This dialogue follows the most compelling (to me) scene in C. S. Lewis's "The Great Divorce". A saved woman is trying to coax a man she knew in life to join her in heaven while the narrator and his guide look on. She clearly acts in such a way as to reveal a preference that the man join her. But nothing he does, not even remaining in Hell for all eternity, makes a bit of difference to her emotional state.

Do I want her miserable? No. Do I think she cares, really cares about the man she's trying to help? Well... no. I don't think that's what "care" means; she lacks empathy for him. I recently acted in such a way as to get myself a baked potato. I don't really care, in the deep and meaningful way I care about other people, about having gotten a baked potato - and I'm not even devoid of potato-related emotional feelings, I would have been disappointed if it had caught fire and I was pleased when it turned out nicely.

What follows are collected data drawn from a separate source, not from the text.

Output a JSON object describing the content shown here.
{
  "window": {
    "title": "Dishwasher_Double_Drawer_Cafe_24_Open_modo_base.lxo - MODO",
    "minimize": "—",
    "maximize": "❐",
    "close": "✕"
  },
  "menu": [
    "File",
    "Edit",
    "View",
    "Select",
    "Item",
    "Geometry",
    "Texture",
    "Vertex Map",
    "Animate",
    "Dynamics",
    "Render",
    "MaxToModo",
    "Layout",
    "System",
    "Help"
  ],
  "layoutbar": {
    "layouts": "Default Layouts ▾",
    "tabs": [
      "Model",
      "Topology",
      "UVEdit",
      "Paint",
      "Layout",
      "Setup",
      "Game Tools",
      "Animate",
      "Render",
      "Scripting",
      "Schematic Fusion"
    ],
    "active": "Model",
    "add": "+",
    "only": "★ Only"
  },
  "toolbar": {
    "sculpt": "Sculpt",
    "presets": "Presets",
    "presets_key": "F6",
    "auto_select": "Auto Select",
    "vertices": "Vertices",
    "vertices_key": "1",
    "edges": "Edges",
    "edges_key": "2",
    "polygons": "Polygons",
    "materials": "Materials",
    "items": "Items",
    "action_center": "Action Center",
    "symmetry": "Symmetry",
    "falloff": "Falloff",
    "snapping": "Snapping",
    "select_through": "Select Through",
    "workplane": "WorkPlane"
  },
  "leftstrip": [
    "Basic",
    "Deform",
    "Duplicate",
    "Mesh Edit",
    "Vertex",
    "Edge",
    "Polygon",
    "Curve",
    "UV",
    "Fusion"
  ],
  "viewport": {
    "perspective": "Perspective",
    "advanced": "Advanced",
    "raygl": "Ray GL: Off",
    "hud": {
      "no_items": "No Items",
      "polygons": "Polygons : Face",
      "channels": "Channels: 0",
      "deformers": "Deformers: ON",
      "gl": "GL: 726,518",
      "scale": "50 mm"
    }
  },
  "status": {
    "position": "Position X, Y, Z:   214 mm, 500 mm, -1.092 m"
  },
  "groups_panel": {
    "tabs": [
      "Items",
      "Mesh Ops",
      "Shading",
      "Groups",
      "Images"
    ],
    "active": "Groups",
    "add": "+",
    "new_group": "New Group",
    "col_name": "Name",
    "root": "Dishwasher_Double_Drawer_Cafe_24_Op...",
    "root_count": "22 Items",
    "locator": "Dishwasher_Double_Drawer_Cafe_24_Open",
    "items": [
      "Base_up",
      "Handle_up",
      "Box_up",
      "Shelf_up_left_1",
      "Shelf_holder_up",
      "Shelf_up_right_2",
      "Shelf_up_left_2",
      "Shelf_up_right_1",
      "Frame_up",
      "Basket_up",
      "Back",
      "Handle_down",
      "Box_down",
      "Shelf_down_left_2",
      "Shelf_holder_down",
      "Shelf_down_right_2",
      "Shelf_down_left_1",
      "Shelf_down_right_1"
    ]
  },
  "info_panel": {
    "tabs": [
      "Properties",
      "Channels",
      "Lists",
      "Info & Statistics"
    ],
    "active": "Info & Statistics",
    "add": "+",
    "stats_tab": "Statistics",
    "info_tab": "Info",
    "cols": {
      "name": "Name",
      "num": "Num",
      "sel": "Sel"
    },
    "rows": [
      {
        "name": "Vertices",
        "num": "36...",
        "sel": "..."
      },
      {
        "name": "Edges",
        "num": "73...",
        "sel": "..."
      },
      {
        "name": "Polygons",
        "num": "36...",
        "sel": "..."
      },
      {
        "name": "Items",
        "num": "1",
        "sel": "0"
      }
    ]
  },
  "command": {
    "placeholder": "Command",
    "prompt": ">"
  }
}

Do I like being sad when my friends are sad? Well, no, not really, I don't have sadness-asymbolia. Would I rather not be sad when my friends are sad; do I want to deny them that power, as C. S. Lewis suggests would be only just? No! I don't want to go around helping people just because this is written somewhere on my abstract list of preferences, acting in numb glee and feeling nothing that responds to my environment.

I don't know what I want, Sir.

Comment author: Kaj_Sotala 31 May 2011 12:23:19AM *  1 point [-]

acting in numb glee and feeling nothing that responds to my environment.

Sure. "Acting in numb glee and feeling nothing that responds to one's environment" is rather far away from what I was advocating, though. Quite the opposite: at best, this is about fully embracing pretty much all of one's emotions. (Possibly excluding a few that seem purely harmful to me, though that's everyone's own decision.)